By that time, Simpson had already had a standoff with police, turned himself in and was charged with double homicide.
Stone bought a house in a gated community and hired security guards after the incident.
“It’s very expensive to be famous,” she noted. “You go out to dinner, and there’s 15 people at the table, and who gets the check?

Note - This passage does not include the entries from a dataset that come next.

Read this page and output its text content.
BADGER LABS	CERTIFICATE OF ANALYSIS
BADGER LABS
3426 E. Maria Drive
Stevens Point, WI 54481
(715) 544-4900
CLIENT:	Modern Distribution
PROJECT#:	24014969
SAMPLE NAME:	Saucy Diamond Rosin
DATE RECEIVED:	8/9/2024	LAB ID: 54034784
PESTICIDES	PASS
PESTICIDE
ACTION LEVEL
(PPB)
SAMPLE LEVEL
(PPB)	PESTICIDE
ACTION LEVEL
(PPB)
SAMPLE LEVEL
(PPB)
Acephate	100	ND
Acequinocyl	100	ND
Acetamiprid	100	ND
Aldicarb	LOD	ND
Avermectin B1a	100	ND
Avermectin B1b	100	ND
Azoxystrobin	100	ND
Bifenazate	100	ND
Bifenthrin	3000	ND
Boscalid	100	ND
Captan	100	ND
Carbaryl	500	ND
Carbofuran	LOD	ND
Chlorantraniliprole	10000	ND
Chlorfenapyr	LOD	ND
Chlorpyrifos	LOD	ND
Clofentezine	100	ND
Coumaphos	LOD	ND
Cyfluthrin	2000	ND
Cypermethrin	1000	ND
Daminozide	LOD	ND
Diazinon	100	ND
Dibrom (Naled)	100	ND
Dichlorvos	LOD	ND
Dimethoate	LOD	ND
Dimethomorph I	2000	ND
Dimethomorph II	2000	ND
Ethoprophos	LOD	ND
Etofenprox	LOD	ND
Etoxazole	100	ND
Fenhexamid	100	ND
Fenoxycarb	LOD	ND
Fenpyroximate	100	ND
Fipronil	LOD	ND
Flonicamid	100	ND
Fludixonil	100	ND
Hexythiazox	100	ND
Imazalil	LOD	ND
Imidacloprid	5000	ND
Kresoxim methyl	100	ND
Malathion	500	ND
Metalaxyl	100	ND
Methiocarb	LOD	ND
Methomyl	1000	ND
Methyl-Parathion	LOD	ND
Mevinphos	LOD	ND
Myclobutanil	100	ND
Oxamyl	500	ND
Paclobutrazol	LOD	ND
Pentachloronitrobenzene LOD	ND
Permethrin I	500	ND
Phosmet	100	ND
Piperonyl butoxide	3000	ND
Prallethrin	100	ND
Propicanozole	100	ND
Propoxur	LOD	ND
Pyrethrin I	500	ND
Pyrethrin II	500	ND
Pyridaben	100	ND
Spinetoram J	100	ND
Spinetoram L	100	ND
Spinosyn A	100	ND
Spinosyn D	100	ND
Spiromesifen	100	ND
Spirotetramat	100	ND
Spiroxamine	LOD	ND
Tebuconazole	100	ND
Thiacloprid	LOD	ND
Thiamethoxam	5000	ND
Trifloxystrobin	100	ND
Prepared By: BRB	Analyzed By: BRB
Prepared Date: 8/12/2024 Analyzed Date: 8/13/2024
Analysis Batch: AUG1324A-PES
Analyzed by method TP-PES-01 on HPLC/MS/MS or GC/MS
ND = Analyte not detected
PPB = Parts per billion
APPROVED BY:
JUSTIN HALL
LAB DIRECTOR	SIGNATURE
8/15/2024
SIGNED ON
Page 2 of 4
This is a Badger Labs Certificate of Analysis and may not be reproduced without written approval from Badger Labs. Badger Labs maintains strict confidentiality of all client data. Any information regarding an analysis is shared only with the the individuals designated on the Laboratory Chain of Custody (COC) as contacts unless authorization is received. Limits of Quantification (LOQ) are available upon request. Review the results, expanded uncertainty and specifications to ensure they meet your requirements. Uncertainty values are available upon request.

You get the $3,000 dinner check every single time.”
However, Stone’s gripping tale has been met with skepticism from some who were LAPD officers at the time.
TMZ caught up with David Gascon, former LAPD Media Relations commander, who scratched his head at the anecdote, stating he doesn’t recollect such an event.
Adding to the doubt is Tom Lange, claiming the story struck him as novel, wondering why Simpson would pose a threat to Stone.
Lange, who was the lead detective on the case, also tossed in the idea that the retelling of this incident might be linked to the upcoming 30th anniversary of the chase.
Plus, a retired LAPD officer, who talked to TMZ anonymously, shared the same confusion over the supposed peril Stone faced from Simpson, when he was busy being followed by twenty patrol cars.
Meanwhile, “Breaking Bad” star Bryan Cranston, said that like Simpson, he was once also wanted for murder.
Cranston made the revelation that he was a suspect in a murder case on “Modern Family” star Jesse Tyler Ferguson’s podcast, “Dinner’s On Me.”
The “Your Honor” star said that he and his brother were on a cross-country motorcycle trip when they became embroiled in a murder case.
They had stopped off in Daytona Beach, Florida, and picked up jobs as waiters at a restaurant headed by Chef Peter Wong, who was “just hated by everyone.”
The brothers eventually went back on the road, but unbeknownst to them, Wong disappeared around the time they took off.
Bryan Cranston transforms into Walter White in 57 seconds pic.twitter.com/xuxyNDMsvP
— Time Capsule Tales (@timecaptales) February 15, 2024
Weeks later, Wong was discovered dead, and the Cranston’s were the chief suspects in his murder.
“So they’re taking out all this information … Little did we know they put out an APB on us and to find us,” he told Ferguson.
“We were somewhere in the Carolinas, I think, at that point,” Cranston continued. “And we didn’t know any of this. So we’re just tooling along.”
“I can just imagine if someone really pulled us over and down on the ground with the guns,” he added.
However, they were cleared of Wong’s murder when police “put the pieces together” before they were able to catch up with them.
“They’ve had some witnesses and some cameras at the dog track,” Cranston detailed.
“And they saw what was going on and made an arrest,” he concluded. “And so we were this close.”